Post-scriptum : Amalgame

Post-scriptum : Amalgame

Durant l’été, trois jeunes Américains Mark, Danah et Claude ont partagé le quotidien des jeunes Marocains habitant les quartiers les plus populaires qui soient: Hay Salam, Yacoub El Mansour, Akreuch à Rabat-Salé ou encore Aïn Sebaâ, Hay Mohammadi à Casablanca… et l’osmose s’est faite ! Quels qu’aient pu être les préjugés, les images, les a-priori… polluant les esprits des uns et des autres, très vite le contact, la communication, le vécu commun ont balayé les jugements tous faits pour céder la place à l’échange, l’entente, l’amitié.
Pourtant ni l’actualité internationale, ni les informations diffusées par certains médias ne favorisaient ce rapprochement de prime abord, or cette expérience l’a montré les jeunes sont prêts à s’entendre si l’occasion leur en est donnée. Ce qu’ont réussi ces jeunes, les adultes que nous sommes ne seraient-ils pas capables de le réaliser également ?

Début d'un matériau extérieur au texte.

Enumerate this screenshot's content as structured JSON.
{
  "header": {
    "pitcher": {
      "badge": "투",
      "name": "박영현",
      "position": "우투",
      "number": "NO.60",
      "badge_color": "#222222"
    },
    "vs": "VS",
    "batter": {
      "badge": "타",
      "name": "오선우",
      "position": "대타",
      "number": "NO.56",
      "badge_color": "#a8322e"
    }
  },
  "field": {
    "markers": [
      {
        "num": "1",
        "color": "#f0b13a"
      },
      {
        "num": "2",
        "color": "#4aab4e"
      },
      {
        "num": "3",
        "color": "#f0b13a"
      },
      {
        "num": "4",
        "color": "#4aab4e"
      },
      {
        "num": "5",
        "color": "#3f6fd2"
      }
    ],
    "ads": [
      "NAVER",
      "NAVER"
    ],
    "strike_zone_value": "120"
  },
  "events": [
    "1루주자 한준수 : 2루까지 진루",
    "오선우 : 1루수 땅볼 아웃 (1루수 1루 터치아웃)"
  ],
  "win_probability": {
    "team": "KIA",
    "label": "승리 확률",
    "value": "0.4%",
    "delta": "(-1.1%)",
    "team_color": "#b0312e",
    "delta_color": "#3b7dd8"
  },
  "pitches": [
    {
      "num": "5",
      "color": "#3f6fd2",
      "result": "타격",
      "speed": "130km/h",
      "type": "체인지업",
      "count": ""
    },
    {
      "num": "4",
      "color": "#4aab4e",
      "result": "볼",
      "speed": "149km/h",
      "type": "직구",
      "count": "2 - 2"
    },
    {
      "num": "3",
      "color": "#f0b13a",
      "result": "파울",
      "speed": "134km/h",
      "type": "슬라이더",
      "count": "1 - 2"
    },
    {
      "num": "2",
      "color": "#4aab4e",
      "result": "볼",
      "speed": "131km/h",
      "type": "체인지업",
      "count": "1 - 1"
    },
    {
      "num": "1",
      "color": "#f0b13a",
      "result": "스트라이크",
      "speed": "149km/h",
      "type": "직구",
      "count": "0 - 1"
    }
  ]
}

Angélisme me direz-vous ? Mais rien de grand ne se fait sans une part d’utopie et de rêve. Hors le contexte de guerre et de terrorisme qui nous entoure, il nous faut nous regarder en face tout dabord et faire notre auto-critique puis communiquer apprendre à nous connaître mutuellement, échanger. Nous nous élevons avec justesse contre l’amalgame qui lie Musulmans et terrorisme, Arabes et violence, Islam et intolérence, ne sombrons pas dans ce travers que nous dénonçons en confondant Etats-Unis et haine, Américains et «va-t-en guerre».
Cessons de penser que pour être populaires il est de bon ton de faire preuve d’un anti-américainisme primaire, alors que ce faisant nous ne serions que populistes. L’Amérique est une grande Nation, elle véhicule des valeurs de patriotisme, de civisme, de citoyenneté… à partager. Saisissons l’opportunité de l’amitié qui unit notre pays aux Etats-Unis pour l’ériger en voie à suivre, pour oeuvrer, pour ensemble pour le bien et la paix. Le Maroc est un pays de tolérance, de métissage, de convivialité et d’ouverture sur autrui: Youssef, Abderrahim, Sanae, Zakaria… et Mark, Claude, Danald ont su dépasser les frontières physiques et psychiques pour -sans que ni les uns ni les autres ne se renient- se comprendre, s’apprécier, réaliser et projeter des initiatives communes. Nous avons le patrimoine nécessaire pour assumer sans complexes une amitié avec les Américains. D’ailleurs entre nous soit dit ceux qui -en pubic- expriment le plus leur sentiment anti-américain virulent, sont souvent les mêmes qui -en privé- sont demandeurs et bénéficiaires de subventions substantielles des autorités américaines. Les jeunes Américains et les jeunes Marocains qui ont vévu ces 2 mois ensemble et gardé un contact étroit grâce à Internet ont montré un chemin : une connaissance mutuelle et concrète, franche et dénuée d’arrières-pensées pour -grâce à l’apport de l’un et de l’autre- oeuvrer ensemble… pour nos deux peuples et pour la paix.